Cityscape - Venice, St Marks Square
Cityscape - Venice, St Marks Square
Beautiful framed oil painting by renowned artist,
ARTIST: Cosimo Privato (Italian, 1899 - 1971).
TITLE: Cityscape - Venice, St Marks Square.
MEDIUM: oil on canvas.
CONDITION: Missing a few microscopic flakes of paint & Minor craquelure. No visible in-paint under UV light.
ART SIZE: 20 x 16 inches / 50 x 40 cm.
FRAME SIZE: 26 x 22 inches / 66 x 55 cm.
SIGNATURE: lower right.
CATEGORY: old antique vintage painting for sale.
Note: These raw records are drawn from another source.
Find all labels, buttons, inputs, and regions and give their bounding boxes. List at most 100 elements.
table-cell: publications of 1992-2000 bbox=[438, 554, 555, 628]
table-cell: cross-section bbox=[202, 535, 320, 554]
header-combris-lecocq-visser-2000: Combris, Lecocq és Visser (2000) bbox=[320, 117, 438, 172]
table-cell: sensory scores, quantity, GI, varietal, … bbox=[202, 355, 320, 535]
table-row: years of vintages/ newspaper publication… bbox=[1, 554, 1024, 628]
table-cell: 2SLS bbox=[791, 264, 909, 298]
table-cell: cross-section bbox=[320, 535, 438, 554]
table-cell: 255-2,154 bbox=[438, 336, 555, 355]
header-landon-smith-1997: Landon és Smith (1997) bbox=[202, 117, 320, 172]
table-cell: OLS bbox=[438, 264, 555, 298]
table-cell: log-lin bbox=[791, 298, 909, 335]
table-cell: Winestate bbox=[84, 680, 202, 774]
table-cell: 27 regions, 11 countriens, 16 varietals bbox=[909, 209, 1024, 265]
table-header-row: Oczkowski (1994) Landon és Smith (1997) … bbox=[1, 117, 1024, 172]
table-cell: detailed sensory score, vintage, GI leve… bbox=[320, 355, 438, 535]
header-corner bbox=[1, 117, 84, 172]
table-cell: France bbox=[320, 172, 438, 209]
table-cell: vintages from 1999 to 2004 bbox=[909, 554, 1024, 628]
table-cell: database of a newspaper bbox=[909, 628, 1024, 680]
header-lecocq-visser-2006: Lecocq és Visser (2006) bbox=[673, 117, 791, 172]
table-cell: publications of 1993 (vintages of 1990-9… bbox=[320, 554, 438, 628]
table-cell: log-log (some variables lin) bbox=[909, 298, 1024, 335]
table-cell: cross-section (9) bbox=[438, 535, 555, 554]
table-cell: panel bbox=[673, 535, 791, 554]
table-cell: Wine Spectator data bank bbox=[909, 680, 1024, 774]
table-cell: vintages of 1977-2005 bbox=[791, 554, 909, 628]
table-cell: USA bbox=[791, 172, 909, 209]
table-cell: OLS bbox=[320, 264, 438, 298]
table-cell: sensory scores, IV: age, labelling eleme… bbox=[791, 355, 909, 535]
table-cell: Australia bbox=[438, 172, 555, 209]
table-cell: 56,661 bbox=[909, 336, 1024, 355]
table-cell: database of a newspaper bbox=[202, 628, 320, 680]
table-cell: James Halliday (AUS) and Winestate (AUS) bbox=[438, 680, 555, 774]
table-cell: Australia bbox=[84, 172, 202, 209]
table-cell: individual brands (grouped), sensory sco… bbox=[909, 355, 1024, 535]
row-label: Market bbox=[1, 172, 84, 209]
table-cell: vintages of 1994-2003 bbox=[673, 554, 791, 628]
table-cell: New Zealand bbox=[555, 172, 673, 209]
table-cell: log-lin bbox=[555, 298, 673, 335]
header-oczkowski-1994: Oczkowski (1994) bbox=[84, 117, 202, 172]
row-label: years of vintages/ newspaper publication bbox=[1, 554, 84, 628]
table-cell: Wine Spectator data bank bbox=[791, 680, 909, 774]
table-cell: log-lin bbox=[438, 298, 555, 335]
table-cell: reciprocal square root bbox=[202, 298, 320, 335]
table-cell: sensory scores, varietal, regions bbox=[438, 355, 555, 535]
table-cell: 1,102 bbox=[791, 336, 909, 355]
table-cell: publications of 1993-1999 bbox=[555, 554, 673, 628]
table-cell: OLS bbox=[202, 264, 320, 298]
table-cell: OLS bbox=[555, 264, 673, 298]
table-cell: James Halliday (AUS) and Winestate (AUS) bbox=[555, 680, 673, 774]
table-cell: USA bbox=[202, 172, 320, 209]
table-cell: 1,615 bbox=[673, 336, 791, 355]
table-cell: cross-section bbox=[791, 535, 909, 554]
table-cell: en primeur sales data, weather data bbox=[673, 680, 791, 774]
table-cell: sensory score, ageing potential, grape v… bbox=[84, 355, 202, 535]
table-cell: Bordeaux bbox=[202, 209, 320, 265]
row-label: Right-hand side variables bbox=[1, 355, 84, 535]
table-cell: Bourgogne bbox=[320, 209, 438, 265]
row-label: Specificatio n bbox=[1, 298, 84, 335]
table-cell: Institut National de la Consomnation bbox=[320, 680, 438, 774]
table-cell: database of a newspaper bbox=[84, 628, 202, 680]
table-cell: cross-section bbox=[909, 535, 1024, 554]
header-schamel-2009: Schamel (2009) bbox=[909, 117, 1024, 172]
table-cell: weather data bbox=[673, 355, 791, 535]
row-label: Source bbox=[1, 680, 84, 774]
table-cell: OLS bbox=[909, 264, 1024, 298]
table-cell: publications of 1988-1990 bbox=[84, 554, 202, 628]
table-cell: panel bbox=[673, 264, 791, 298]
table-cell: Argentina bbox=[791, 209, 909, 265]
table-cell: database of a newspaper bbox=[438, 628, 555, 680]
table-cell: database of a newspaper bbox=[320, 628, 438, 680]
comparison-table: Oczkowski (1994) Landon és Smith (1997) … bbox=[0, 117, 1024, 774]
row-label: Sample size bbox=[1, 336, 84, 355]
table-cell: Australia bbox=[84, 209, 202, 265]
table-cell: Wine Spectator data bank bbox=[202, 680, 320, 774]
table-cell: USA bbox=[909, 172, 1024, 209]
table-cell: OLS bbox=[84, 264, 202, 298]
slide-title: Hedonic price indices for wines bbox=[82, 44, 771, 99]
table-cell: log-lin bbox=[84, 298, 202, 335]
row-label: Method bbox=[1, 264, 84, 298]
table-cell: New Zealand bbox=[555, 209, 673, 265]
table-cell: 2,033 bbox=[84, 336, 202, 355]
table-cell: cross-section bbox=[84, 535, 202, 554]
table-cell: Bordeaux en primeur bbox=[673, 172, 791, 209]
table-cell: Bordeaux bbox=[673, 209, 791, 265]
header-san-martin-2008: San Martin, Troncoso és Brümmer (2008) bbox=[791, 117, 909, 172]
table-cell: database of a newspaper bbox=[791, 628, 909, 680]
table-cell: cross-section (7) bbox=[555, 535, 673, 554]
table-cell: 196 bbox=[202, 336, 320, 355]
BIOGRAPHY: Cosimo Privato was born in 1899 and was largely inspired creatively by the 1900s and 1910s. The first decades of the twentieth century were defined by the dynamic development of visual and pictorial art. These decades were an time of experimentation, with artists delving into ideas surrounding Post-Impressionism, Expressionism and Abstraction. These developments inspired artist communities and collectives across the globe, with many groups developing different methods of communicating their ideas. After the First World War, artists endeavoured to explore psychological uses of art in response to the horrors they had witnessed. Dadaism, an absurdist movement inspired directly by the events of the war, spread to a number of countries across Europe and began the careers of famous artists such as Marcel Duchamp, Francis Picabia, Hannah Hoch and Kurt Schwitters. The movement of Surrealism, inspired by ideas concerning psychology and the subconscious which were first developed by Sigmund Freud and Carl Jung, was developed from the ideas posed by Dada. The first twenty years of the twentieth century are considered as the period in art history where modernist and modern ideas first began to have cultural effects. They were a prolific time in the art world, and industrial advances such as mechanisation led to other disciplines like architecture, led by the work of Le Corbusier and Gerrit Rietveld, to develop at an equally high rate. The notion of a shared discipline across all modes of art was epitomised in the Bauhaus movement, which became a leading way of thinking about art. These philosophies that we associate today with modern and contemporary art can be traced back to the diverse range of artworks produced at this time. Across the world, Expressive painting continued to be explored and developed in many countries. In France in the early 1900s, the Nabis delved into this movement, and were soon followed by German groups such as Die Brucke and Der Blaue Reiter. Through this movement the careers of some famous artists such as Kirchner, Franz Marc, and Wassily Kandinsky were developed.